As the fall season comes, it brings the sadness closer to the surface. This will be Tom's first hunting season without Peyton. We have been living without Peyton for 8 months, but with each passing event and season we have to adjust our expectations and face them without our son. I not only mourn for myself, but I see my husband living with the huge hole in his heart. We were a very close family and enjoyed each other. Tom and Peyton had so many things they did together, especially this time of year. They cut wood for our stove and for Peyton to make gas money. They hunted and camped, I cannot imagine that deer camp without him. I know Tom will struggle, but he will hunt. We believe it honors Peyton for us to carry on, even when our heart is breaking.

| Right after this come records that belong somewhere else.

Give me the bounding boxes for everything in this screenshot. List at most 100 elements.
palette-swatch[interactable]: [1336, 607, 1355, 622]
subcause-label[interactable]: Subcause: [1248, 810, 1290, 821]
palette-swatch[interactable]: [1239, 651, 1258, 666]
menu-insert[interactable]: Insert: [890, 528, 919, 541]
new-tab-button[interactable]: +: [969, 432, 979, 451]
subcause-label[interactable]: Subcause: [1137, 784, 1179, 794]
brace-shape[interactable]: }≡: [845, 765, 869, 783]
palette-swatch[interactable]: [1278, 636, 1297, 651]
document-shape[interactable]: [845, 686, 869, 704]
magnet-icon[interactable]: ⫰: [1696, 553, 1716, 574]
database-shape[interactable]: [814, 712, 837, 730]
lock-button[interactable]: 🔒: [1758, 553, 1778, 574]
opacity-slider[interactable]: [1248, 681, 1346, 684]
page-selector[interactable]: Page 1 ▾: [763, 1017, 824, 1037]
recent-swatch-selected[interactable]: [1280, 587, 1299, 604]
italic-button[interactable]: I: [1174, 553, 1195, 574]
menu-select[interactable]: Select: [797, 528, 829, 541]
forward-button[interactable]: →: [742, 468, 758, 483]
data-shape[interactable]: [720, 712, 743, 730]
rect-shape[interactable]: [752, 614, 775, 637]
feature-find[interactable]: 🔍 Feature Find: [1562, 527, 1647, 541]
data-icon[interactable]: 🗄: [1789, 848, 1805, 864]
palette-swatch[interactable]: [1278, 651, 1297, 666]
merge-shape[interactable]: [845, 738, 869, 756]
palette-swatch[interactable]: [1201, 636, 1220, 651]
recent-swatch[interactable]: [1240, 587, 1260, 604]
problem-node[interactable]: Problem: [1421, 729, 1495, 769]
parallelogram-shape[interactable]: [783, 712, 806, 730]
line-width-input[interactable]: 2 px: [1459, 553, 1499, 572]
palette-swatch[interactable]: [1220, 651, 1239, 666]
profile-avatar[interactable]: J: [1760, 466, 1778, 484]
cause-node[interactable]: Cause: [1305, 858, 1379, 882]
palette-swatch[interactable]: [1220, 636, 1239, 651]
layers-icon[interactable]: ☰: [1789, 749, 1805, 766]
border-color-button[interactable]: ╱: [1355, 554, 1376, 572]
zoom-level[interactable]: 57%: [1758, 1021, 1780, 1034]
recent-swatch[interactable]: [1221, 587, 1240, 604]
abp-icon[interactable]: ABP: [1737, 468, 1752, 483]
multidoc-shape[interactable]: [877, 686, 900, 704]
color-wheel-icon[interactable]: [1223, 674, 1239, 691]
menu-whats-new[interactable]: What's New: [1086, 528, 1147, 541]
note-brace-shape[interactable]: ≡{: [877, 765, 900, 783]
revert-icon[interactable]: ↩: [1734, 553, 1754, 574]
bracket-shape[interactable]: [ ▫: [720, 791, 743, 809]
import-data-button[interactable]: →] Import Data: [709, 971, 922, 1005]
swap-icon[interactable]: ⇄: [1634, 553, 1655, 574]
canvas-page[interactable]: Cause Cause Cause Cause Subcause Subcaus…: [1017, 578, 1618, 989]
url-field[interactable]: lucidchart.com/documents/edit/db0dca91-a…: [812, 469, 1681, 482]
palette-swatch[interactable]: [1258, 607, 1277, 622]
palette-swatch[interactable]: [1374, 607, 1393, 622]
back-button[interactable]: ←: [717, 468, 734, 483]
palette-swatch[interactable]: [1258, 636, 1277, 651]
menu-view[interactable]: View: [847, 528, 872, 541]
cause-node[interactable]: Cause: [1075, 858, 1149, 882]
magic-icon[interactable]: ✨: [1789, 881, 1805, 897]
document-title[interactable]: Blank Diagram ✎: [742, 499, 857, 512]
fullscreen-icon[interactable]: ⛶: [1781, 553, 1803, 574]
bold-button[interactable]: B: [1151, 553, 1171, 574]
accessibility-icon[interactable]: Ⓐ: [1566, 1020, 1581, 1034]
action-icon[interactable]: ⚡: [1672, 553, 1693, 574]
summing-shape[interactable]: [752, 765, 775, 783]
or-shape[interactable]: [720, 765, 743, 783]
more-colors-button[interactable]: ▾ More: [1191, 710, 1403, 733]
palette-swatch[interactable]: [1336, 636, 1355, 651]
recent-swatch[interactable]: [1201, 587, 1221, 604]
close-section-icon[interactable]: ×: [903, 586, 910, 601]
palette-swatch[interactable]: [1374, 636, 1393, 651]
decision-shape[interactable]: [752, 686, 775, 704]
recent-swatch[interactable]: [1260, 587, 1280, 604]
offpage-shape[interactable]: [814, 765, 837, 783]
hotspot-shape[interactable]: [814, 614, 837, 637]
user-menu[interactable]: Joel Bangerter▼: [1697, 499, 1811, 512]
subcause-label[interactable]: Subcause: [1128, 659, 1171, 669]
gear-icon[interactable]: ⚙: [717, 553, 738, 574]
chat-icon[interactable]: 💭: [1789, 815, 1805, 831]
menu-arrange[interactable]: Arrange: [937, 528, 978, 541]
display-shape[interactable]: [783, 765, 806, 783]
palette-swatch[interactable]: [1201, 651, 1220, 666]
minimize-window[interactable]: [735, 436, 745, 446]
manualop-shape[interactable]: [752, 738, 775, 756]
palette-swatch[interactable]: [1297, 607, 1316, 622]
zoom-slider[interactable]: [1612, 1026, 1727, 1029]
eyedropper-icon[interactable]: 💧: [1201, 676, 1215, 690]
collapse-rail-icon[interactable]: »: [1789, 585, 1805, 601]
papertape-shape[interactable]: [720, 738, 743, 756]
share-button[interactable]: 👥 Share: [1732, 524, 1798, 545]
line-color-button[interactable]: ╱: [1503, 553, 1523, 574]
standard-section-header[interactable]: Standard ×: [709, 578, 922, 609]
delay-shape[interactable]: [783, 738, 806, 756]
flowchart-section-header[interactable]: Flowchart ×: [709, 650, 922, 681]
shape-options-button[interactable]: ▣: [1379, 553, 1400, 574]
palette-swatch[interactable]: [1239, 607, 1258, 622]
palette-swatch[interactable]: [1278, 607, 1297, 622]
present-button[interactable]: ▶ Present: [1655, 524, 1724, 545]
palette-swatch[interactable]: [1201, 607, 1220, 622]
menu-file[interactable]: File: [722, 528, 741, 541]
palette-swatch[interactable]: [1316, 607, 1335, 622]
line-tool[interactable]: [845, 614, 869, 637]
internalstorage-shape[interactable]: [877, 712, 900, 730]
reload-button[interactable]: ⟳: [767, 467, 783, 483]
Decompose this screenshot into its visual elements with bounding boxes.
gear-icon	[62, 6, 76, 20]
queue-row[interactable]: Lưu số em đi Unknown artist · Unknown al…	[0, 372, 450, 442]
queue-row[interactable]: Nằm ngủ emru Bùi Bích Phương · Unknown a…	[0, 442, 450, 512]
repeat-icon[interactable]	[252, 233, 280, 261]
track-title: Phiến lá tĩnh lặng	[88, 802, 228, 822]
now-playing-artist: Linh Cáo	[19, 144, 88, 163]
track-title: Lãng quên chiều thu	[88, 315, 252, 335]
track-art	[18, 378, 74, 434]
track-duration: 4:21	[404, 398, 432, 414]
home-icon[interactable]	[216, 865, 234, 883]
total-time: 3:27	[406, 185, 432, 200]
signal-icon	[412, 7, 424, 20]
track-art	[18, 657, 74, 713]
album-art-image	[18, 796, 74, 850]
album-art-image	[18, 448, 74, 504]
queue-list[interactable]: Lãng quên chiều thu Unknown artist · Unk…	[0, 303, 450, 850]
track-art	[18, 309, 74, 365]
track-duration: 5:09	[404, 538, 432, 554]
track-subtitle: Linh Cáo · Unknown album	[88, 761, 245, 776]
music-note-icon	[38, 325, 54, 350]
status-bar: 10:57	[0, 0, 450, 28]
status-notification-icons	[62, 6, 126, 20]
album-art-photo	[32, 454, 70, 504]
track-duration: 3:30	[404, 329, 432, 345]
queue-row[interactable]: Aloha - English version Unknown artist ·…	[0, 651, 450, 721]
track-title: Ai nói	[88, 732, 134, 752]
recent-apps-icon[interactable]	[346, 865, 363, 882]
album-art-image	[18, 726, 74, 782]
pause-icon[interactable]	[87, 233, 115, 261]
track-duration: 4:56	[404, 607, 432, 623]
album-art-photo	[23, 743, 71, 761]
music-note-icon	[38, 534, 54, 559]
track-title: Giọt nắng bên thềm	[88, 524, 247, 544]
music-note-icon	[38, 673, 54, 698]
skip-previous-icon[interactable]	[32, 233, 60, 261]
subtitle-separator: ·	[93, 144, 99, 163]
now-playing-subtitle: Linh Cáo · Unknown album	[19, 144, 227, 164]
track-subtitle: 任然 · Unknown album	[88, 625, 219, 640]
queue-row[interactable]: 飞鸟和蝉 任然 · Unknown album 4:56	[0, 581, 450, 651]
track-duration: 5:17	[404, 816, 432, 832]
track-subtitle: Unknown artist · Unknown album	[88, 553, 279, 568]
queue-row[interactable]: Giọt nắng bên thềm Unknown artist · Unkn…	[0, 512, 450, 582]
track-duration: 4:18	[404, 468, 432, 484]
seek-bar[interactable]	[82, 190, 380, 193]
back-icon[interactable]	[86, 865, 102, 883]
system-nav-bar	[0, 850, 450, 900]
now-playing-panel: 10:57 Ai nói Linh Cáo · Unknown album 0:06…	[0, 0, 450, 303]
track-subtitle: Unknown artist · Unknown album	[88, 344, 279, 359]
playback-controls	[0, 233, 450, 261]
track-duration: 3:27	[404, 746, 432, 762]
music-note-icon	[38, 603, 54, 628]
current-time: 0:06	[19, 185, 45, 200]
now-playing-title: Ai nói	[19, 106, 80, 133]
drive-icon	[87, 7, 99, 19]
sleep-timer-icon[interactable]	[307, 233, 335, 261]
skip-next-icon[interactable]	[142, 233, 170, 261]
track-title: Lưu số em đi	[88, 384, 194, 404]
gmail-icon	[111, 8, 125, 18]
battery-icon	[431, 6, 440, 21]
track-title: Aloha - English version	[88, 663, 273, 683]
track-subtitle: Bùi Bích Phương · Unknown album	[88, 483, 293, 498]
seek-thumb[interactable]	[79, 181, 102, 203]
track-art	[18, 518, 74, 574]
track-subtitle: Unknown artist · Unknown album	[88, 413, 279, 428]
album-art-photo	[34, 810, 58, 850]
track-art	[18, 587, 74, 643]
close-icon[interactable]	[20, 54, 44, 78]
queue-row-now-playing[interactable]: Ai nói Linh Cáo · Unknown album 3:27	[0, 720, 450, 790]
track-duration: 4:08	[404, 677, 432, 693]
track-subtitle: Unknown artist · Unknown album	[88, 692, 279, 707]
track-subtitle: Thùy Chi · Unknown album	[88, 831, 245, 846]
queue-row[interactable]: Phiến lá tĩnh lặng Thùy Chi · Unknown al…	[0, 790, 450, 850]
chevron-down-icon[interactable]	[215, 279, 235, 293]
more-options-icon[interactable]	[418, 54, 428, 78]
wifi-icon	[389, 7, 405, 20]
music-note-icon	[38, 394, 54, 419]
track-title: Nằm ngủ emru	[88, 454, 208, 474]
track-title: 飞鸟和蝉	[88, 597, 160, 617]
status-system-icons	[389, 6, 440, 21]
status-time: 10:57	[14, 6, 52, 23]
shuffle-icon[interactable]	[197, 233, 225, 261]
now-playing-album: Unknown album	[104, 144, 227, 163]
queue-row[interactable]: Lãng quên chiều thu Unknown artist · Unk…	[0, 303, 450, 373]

I had to stop writing this yesterday, too many emotions. Today I am better. My God is bigger than any grief and He is the source of my joy. I am just so puzzled at these emotional days. I will have a few good days and then, right back to the pain. I don't feel guilt when I have good days, I enjoy them and thank God for them. They just don't seem to last. Some days I think of Peyton and smile, other times I can't even look at his picture. On those days I am desperate to find something to make me feel better. That is when I go to other blogs, especially our Pastors'. They are always uplifting and usually funny. Pastor Kevin and Susan are gifts from God, blessing us abundantly every time we are around them.
I will focus on my blessings and God will lift me out of this funk I am in. I am blessed with a wonderful husband, great friends and coworkers, and an awesome church family. Tom and I were asked by one of Peyton's classmates to present her with her class ring on Thursday at the ring ceremony at the school. I am able to go, but Tom can't. I think it will be a challenge to hold it together, but I felt honored to be asked. I love those kids and am so glad they are still a part of our lives.